Little T: I was severely bullied by an older sibling throughout my childhood. The beatings were constant, the name-calling was daily, the belittling was persistent, the abuse was unrelenting. It seemed my older brother hated me. The Little T's piled up, year upon year, until I was forced to build a defensive wall of anger and aggression to protect my fragile psyche. I refer to this as my "anger origin story."

I asked for help. I cried, I begged. My pleas went unheeded, my weeping unheard.

Both my Big and Little T's resulted in a core wound of "helplessness." All the trauma I had experienced made me feel weak and powerless. The minimization of the abuse expounded the helplessness. I realized at an early age that nobody could help me but me. I swore, when I was big enough, no one would ever push me around or hurt me again. 

Over the following years I trained in martial arts and firearms, lifted weights, and focussed my aggression. My triggers: The insults heaped on me as a child, any form of disrespect or bullying, and God help you if you dared touch me in anger. 

I would die on my feet, rather than live on my knees. 

The abuse formed my personality.

As a result, I've spent the last 20 years of sobriety working through my anger. A large part of my step-work involved identifying my character defects and taking small steps, every day, to work through the trauma. I've learned that patience is a big trigger for my anger, so that's where I've learned to put the most effort. 

I'm a long way from perfect, but I'm getting there... One day at a time.

-----------------------------------

Let me be perfectly clear about one thing: It's nobody's fault. 

I don't blame my brother in ANY way for my wounds. I love my brother. He was just a kid himself, dealing with trauma of his own and walking through it the only way he knew how - by acting out his anger. He was a child who had pain he didn't know how to deal with. I feel compassion for that scared, angry little boy.

Today my brother is one of my best friends. He grew to be a great husband, an amazing father, and a sincere man of God (not many people I can say that about). He has made a living-amends to me a thousand times over.

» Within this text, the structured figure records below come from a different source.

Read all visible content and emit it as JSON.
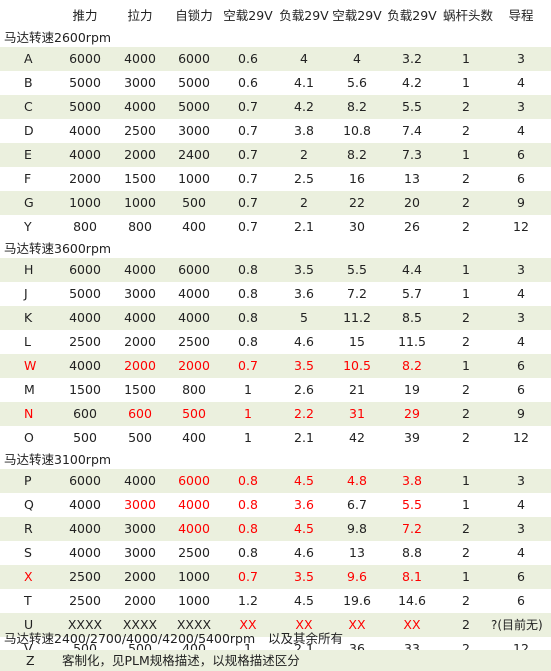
{
  "header": [
    "推力",
    "拉力",
    "自锁力",
    "空载29V",
    "负载29V",
    "空载29V",
    "负载29V",
    "蜗杆头数",
    "导程"
  ],
  "sections": [
    {
      "title": "马达转速2600rpm",
      "rows": [
        {
          "id": "A",
          "cells": [
            "6000",
            "4000",
            "6000",
            "0.6",
            "4",
            "4",
            "3.2",
            "1",
            "3"
          ]
        },
        {
          "id": "B",
          "cells": [
            "5000",
            "3000",
            "5000",
            "0.6",
            "4.1",
            "5.6",
            "4.2",
            "1",
            "4"
          ]
        },
        {
          "id": "C",
          "cells": [
            "5000",
            "4000",
            "5000",
            "0.7",
            "4.2",
            "8.2",
            "5.5",
            "2",
            "3"
          ]
        },
        {
          "id": "D",
          "cells": [
            "4000",
            "2500",
            "3000",
            "0.7",
            "3.8",
            "10.8",
            "7.4",
            "2",
            "4"
          ]
        },
        {
          "id": "E",
          "cells": [
            "4000",
            "2000",
            "2400",
            "0.7",
            "2",
            "8.2",
            "7.3",
            "1",
            "6"
          ]
        },
        {
          "id": "F",
          "cells": [
            "2000",
            "1500",
            "1000",
            "0.7",
            "2.5",
            "16",
            "13",
            "2",
            "6"
          ]
        },
        {
          "id": "G",
          "cells": [
            "1000",
            "1000",
            "500",
            "0.7",
            "2",
            "22",
            "20",
            "2",
            "9"
          ]
        },
        {
          "id": "Y",
          "cells": [
            "800",
            "800",
            "400",
            "0.7",
            "2.1",
            "30",
            "26",
            "2",
            "12"
          ]
        }
      ]
    },
    {
      "title": "马达转速3600rpm",
      "rows": [
        {
          "id": "H",
          "cells": [
            "6000",
            "4000",
            "6000",
            "0.8",
            "3.5",
            "5.5",
            "4.4",
            "1",
            "3"
          ]
        },
        {
          "id": "J",
          "cells": [
            "5000",
            "3000",
            "4000",
            "0.8",
            "3.6",
            "7.2",
            "5.7",
            "1",
            "4"
          ]
        },
        {
          "id": "K",
          "cells": [
            "4000",
            "4000",
            "4000",
            "0.8",
            "5",
            "11.2",
            "8.5",
            "2",
            "3"
          ]
        },
        {
          "id": "L",
          "cells": [
            "2500",
            "2000",
            "2500",
            "0.8",
            "4.6",
            "15",
            "11.5",
            "2",
            "4"
          ]
        },
        {
          "id": "W",
          "cells": [
            "4000",
            "2000",
            "2000",
            "0.7",
            "3.5",
            "10.5",
            "8.2",
            "1",
            "6"
          ]
        },
        {
          "id": "M",
          "cells": [
            "1500",
            "1500",
            "800",
            "1",
            "2.6",
            "21",
            "19",
            "2",
            "6"
          ]
        },
        {
          "id": "N",
          "cells": [
            "600",
            "600",
            "500",
            "1",
            "2.2",
            "31",
            "29",
            "2",
            "9"
          ]
        },
        {
          "id": "O",
          "cells": [
            "500",
            "500",
            "400",
            "1",
            "2.1",
            "42",
            "39",
            "2",
            "12"
          ]
        }
      ]
    },
    {
      "title": "马达转速3100rpm",
      "rows": [
        {
          "id": "P",
          "cells": [
            "6000",
            "4000",
            "6000",
            "0.8",
            "4.5",
            "4.8",
            "3.8",
            "1",
            "3"
          ]
        },
        {
          "id": "Q",
          "cells": [
            "4000",
            "3000",
            "4000",
            "0.8",
            "3.6",
            "6.7",
            "5.5",
            "1",
            "4"
          ]
        },
        {
          "id": "R",
          "cells": [
            "4000",
            "3000",
            "4000",
            "0.8",
            "4.5",
            "9.8",
            "7.2",
            "2",
            "3"
          ]
        },
        {
          "id": "S",
          "cells": [
            "4000",
            "3000",
            "2500",
            "0.8",
            "4.6",
            "13",
            "8.8",
            "2",
            "4"
          ]
        },
        {
          "id": "X",
          "cells": [
            "2500",
            "2000",
            "1000",
            "0.7",
            "3.5",
            "9.6",
            "8.1",
            "1",
            "6"
          ]
        },
        {
          "id": "T",
          "cells": [
            "2500",
            "2000",
            "1000",
            "1.2",
            "4.5",
            "19.6",
            "14.6",
            "2",
            "6"
          ]
        },
        {
          "id": "U",
          "cells": [
            "XXXX",
            "XXXX",
            "XXXX",
            "XX",
            "XX",
            "XX",
            "XX",
            "2",
            "?(目前无)"
          ]
        },
        {
          "id": "V",
          "cells": [
            "500",
            "500",
            "400",
            "1",
            "2.1",
            "36",
            "33",
            "2",
            "12"
          ]
        }
      ]
    }
  ],
  "footer": {
    "speeds": "马达转速2400/2700/4000/4200/5400rpm",
    "others": "以及其余所有",
    "z_id": "Z",
    "z_text": "客制化，见PLM规格描述，以规格描述区分"
  },
  "colors": {
    "band": "#ebf0de",
    "highlight": "#ff0000"
  }
}
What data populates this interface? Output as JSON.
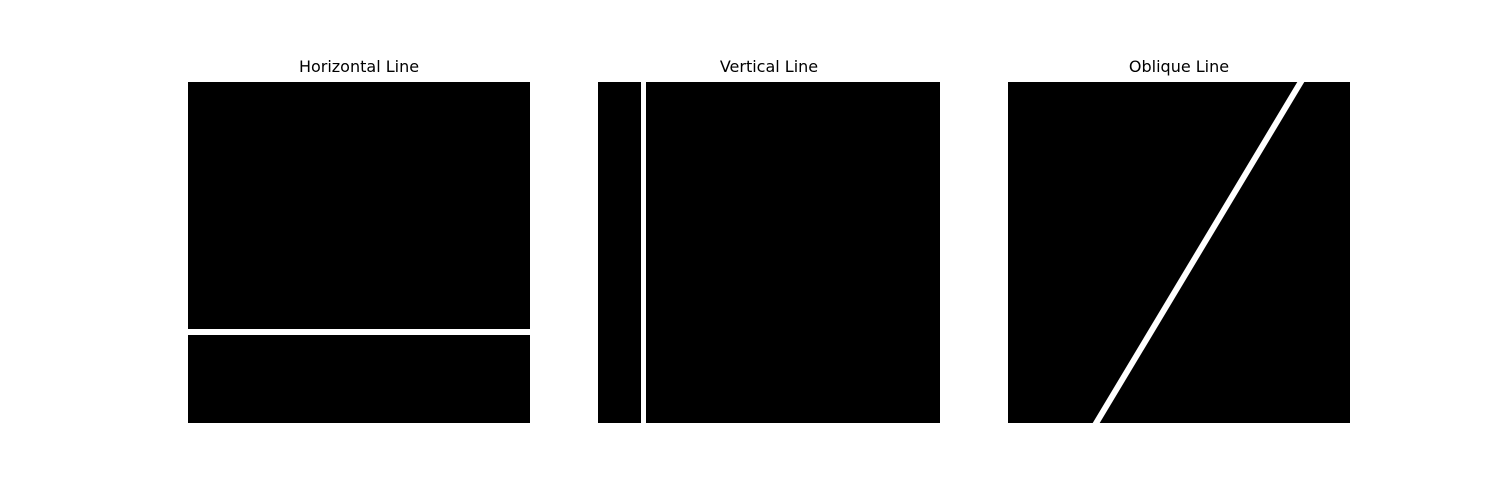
{
  "figure": {
    "panels": [
      {
        "title": "Horizontal Line"
      },
      {
        "title": "Vertical Line"
      },
      {
        "title": "Oblique Line"
      }
    ],
    "background_color": "#000000",
    "line_color": "#ffffff"
  }
}
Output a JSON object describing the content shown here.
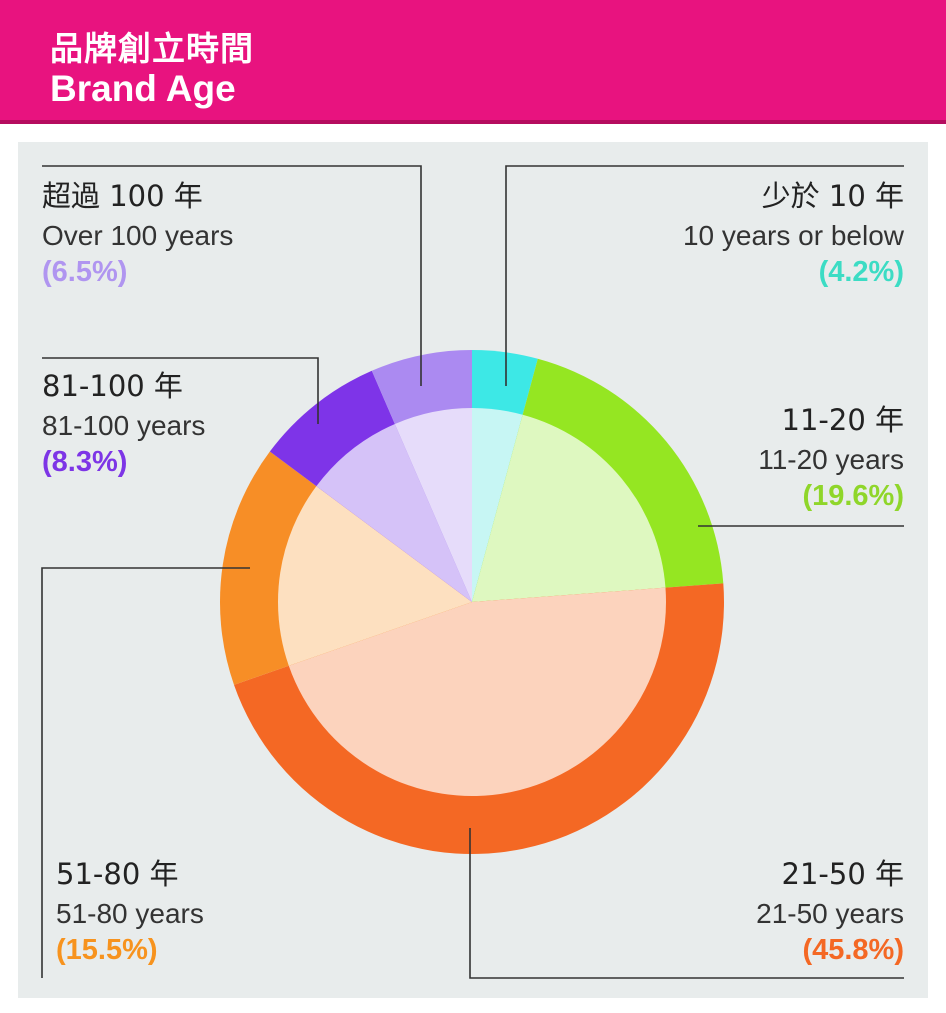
{
  "header": {
    "title_zh": "品牌創立時間",
    "title_en": "Brand Age"
  },
  "chart_data": {
    "type": "pie",
    "title": "品牌創立時間 Brand Age",
    "start_angle_deg": 0,
    "direction": "clockwise",
    "slices": [
      {
        "label_zh": "少於 10 年",
        "label_en": "10 years or below",
        "value": 4.2,
        "pct_text": "(4.2%)",
        "outer_color": "#3de8e6",
        "inner_color": "#c7f6f4"
      },
      {
        "label_zh": "11-20 年",
        "label_en": "11-20 years",
        "value": 19.6,
        "pct_text": "(19.6%)",
        "outer_color": "#95e622",
        "inner_color": "#def8c0"
      },
      {
        "label_zh": "21-50 年",
        "label_en": "21-50 years",
        "value": 45.8,
        "pct_text": "(45.8%)",
        "outer_color": "#f46824",
        "inner_color": "#fcd3bd"
      },
      {
        "label_zh": "51-80 年",
        "label_en": "51-80 years",
        "value": 15.5,
        "pct_text": "(15.5%)",
        "outer_color": "#f78e26",
        "inner_color": "#fde0c0"
      },
      {
        "label_zh": "81-100 年",
        "label_en": "81-100 years",
        "value": 8.3,
        "pct_text": "(8.3%)",
        "outer_color": "#7e34e8",
        "inner_color": "#d5c2f8"
      },
      {
        "label_zh": "超過 100 年",
        "label_en": "Over 100 years",
        "value": 6.5,
        "pct_text": "(6.5%)",
        "outer_color": "#ab8af1",
        "inner_color": "#e6dcfa"
      }
    ]
  },
  "colors": {
    "header_bg": "#e8137f",
    "panel_bg": "#e8ecec",
    "pct_10_or_below": "#3cdcc4",
    "pct_11_20": "#8fd62a",
    "pct_21_50": "#f46824",
    "pct_51_80": "#f7931e",
    "pct_81_100": "#7d35e6",
    "pct_over_100": "#b095f0"
  }
}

I also don't blame my parents. They were outstanding guardians who loved us, protected and provided for us, and did the best they could. It was a different time... they simply didn't know back then that we know today. I have only love and admiration for them.

No one is to blame. What happened, happened. I can spend my life pointing the finger and flying the "poor me" flag, or I can grab my tools and get to work on fixing myself.

If I don't, the only person I have to blame is me.